One place that the Web Services and Context Core Initiative (WSCCI) and Configuration Management Initiative (CMI) overlap is the need to have a standard, canonical format to represent nodes and other entities in non-PHP and non-SQL format. There are a number of places where that is useful:
- Including entities in exported configuration, or in configuration files.
- Taking a content snapshot in some form other than an SQL dump file (which, you know, kinda sucks for mose uses).
- Transferring a node from one site to another for content sharing purposes.
- Aggregating content from many sites together for improved searching and cataloging.
- Exposing Drupal content to other non-Drupal systems. This is made easier by using non-Drupal-specific formats.
These are all problem spaces that exist in Drupal 7 now, and did back in Drupal 6, too. Various one-off solutions exist. For Drupal 8 we should have a better universal answer to this question, and be able to build common tools to support it. Those can, and should, also influence our API design to help improve external integration.
There are four general approaches that I am aware of.
- Serialized PHP: The simplest of course is to simply dump a node to PHP code using var_export(), or just use PHP's serialze() function on it. While that does result in a string representation of a node (or other entity) that can be saved to disk or sent to another site, it is a generally poor format. It is PHP-specific, Drupal-specific, serialize() is easily corrupted, and it does not do anything to help with IDs that differ between sites or references to other entities.
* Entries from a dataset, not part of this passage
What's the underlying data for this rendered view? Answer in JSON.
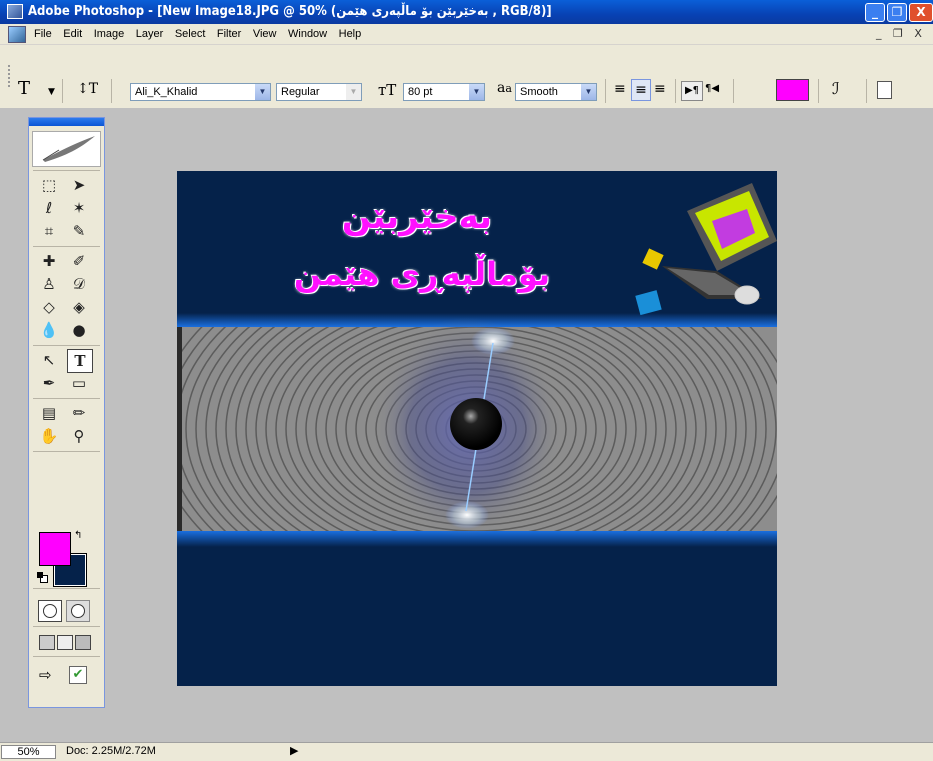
{
  "window": {
    "title": "Adobe Photoshop - [New Image18.JPG @ 50% (بەخێربێن بۆ ماڵپەری هێمن , RGB/8)]",
    "title_display": "Adobe Photoshop - [New Image18.JPG @ 50% (بەخێربێن بۆ ماڵپەری هێمن , RGB/8)]",
    "minimize_glyph": "_",
    "restore_glyph": "❐",
    "close_glyph": "X"
  },
  "menu": {
    "items": [
      "File",
      "Edit",
      "Image",
      "Layer",
      "Select",
      "Filter",
      "View",
      "Window",
      "Help"
    ],
    "doc_controls": "_ ❐ X"
  },
  "options": {
    "tool_glyph": "T",
    "font_family": "Ali_K_Khalid",
    "font_style": "Regular",
    "font_size": "80 pt",
    "antialias": "Smooth",
    "aa_glyph": "a",
    "text_color": "#ff00ff"
  },
  "toolbox": {
    "foreground_color": "#ff00ff",
    "background_color": "#05224a"
  },
  "canvas": {
    "headline_line1": "بەخێربێن",
    "headline_line2": "بۆماڵپەڕی هێمن",
    "headline_color": "#ff10ff",
    "background_color": "#05224a"
  },
  "status": {
    "zoom": "50%",
    "doc_info": "Doc: 2.25M/2.72M",
    "arrow_glyph": "▶"
  }
}
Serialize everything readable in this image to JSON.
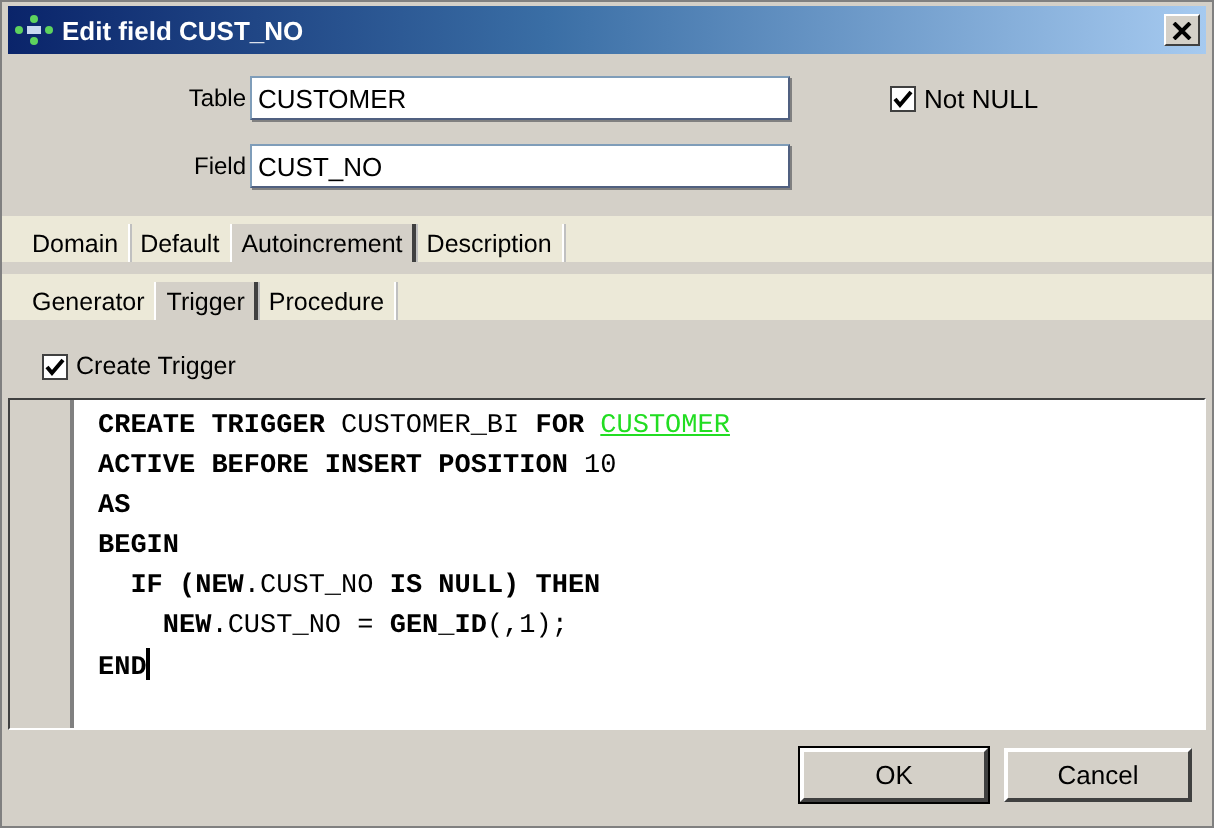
{
  "window": {
    "title": "Edit field CUST_NO"
  },
  "form": {
    "table_label": "Table",
    "table_value": "CUSTOMER",
    "field_label": "Field",
    "field_value": "CUST_NO",
    "not_null": {
      "label": "Not NULL",
      "checked": true
    }
  },
  "tabs": [
    {
      "label": "Domain",
      "selected": false
    },
    {
      "label": "Default",
      "selected": false
    },
    {
      "label": "Autoincrement",
      "selected": true
    },
    {
      "label": "Description",
      "selected": false
    }
  ],
  "subtabs": [
    {
      "label": "Generator",
      "selected": false
    },
    {
      "label": "Trigger",
      "selected": true
    },
    {
      "label": "Procedure",
      "selected": false
    }
  ],
  "create_trigger": {
    "label": "Create Trigger",
    "checked": true
  },
  "code": [
    {
      "segments": [
        {
          "text": "CREATE TRIGGER",
          "kind": "keyword"
        },
        {
          "text": " CUSTOMER_BI ",
          "kind": "plain"
        },
        {
          "text": "FOR ",
          "kind": "keyword"
        },
        {
          "text": "CUSTOMER",
          "kind": "link"
        }
      ]
    },
    {
      "segments": [
        {
          "text": "ACTIVE BEFORE INSERT POSITION",
          "kind": "keyword"
        },
        {
          "text": " 10",
          "kind": "plain"
        }
      ]
    },
    {
      "segments": [
        {
          "text": "AS",
          "kind": "keyword"
        }
      ]
    },
    {
      "segments": [
        {
          "text": "BEGIN",
          "kind": "keyword"
        }
      ]
    },
    {
      "segments": [
        {
          "text": "  IF (NEW",
          "kind": "keyword"
        },
        {
          "text": ".CUST_NO ",
          "kind": "plain"
        },
        {
          "text": "IS NULL) THEN",
          "kind": "keyword"
        }
      ]
    },
    {
      "segments": [
        {
          "text": "    NEW",
          "kind": "keyword"
        },
        {
          "text": ".CUST_NO = ",
          "kind": "plain"
        },
        {
          "text": "GEN_ID",
          "kind": "keyword"
        },
        {
          "text": "(,1);",
          "kind": "plain"
        }
      ]
    },
    {
      "segments": [
        {
          "text": "END",
          "kind": "keyword"
        }
      ],
      "cursor": true
    }
  ],
  "buttons": [
    {
      "label": "OK",
      "default": true
    },
    {
      "label": "Cancel",
      "default": false
    }
  ]
}
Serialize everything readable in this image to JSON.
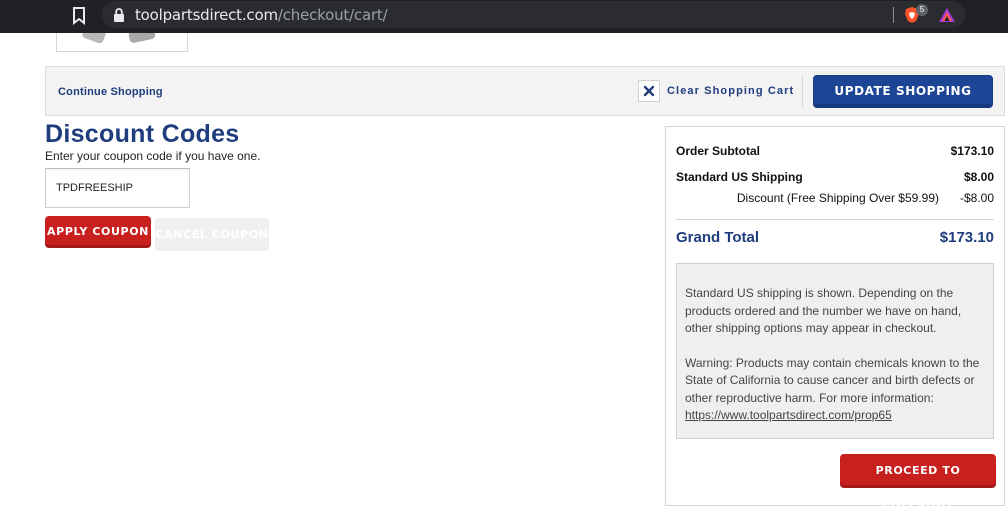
{
  "browser": {
    "url_host": "toolpartsdirect.com",
    "url_path": "/checkout/cart/",
    "brave_badge_count": "5",
    "icons": [
      "bookmark-icon",
      "lock-icon",
      "brave-shield-icon",
      "brave-rewards-icon"
    ]
  },
  "cart_actions": {
    "continue_label": "Continue Shopping",
    "clear_label": "Clear Shopping Cart",
    "update_label": "UPDATE SHOPPING CART"
  },
  "discount": {
    "title": "Discount Codes",
    "subtitle": "Enter your coupon code if you have one.",
    "coupon_value": "TPDFREESHIP",
    "apply_label": "APPLY COUPON",
    "cancel_label": "CANCEL COUPON"
  },
  "totals": {
    "subtotal_label": "Order Subtotal",
    "subtotal_value": "$173.10",
    "shipping_label": "Standard US Shipping",
    "shipping_value": "$8.00",
    "discount_label": "Discount (Free Shipping Over $59.99)",
    "discount_value": "-$8.00",
    "grand_label": "Grand Total",
    "grand_value": "$173.10",
    "info_shipping": "Standard US shipping is shown. Depending on the products ordered and the number we have on hand, other shipping options may appear in checkout.",
    "info_warning": "Warning: Products may contain chemicals known to the State of California to cause cancer and birth defects or other reproductive harm. For more information:",
    "info_link": "https://www.toolpartsdirect.com/prop65",
    "checkout_label": "PROCEED TO CHECKOUT"
  },
  "colors": {
    "brand_blue": "#1f3c7d",
    "button_blue": "#1c4596",
    "button_red": "#c8201f"
  }
}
In short, it's not worth our consideration.
- drupal_execute() arrays: This is the approach taken by the Deploy module in Drupal 6. The basic idea is that nodes in Drupal 6 rely too heavily on the Form API for, well, everything, so saving a node and not going through a form save operation would lose half the useful data. That is fortunately not the case in Drupal 7 anymore thanks to improvements in the Field API, and of course FAPI arrays are one of the least portable formats we could come up with so it fails goals 1, 2, and 5.
- json_encode(): Deploy in Drupal 7 drops drupal_execute() in favor of running json_encode() on a node object to send between sites via Services.module. The receiving end then simply runs json_decode() and node_save() (well, a custom entity_save() routine since core has no entity_save()). That is much cleaner and more portable. JSON is a well-known standard format that is dead-simple to parse in PHP, it's understood by a wide variety of systems, and can be included in either JSON-based or XML-based configuration files. (With some escaping it's just CDATA.) However, blindly dumping a node object to JSON without thinking about its structure is not useful for external integration, because the structure is too unpredictable for anything but custom parsing.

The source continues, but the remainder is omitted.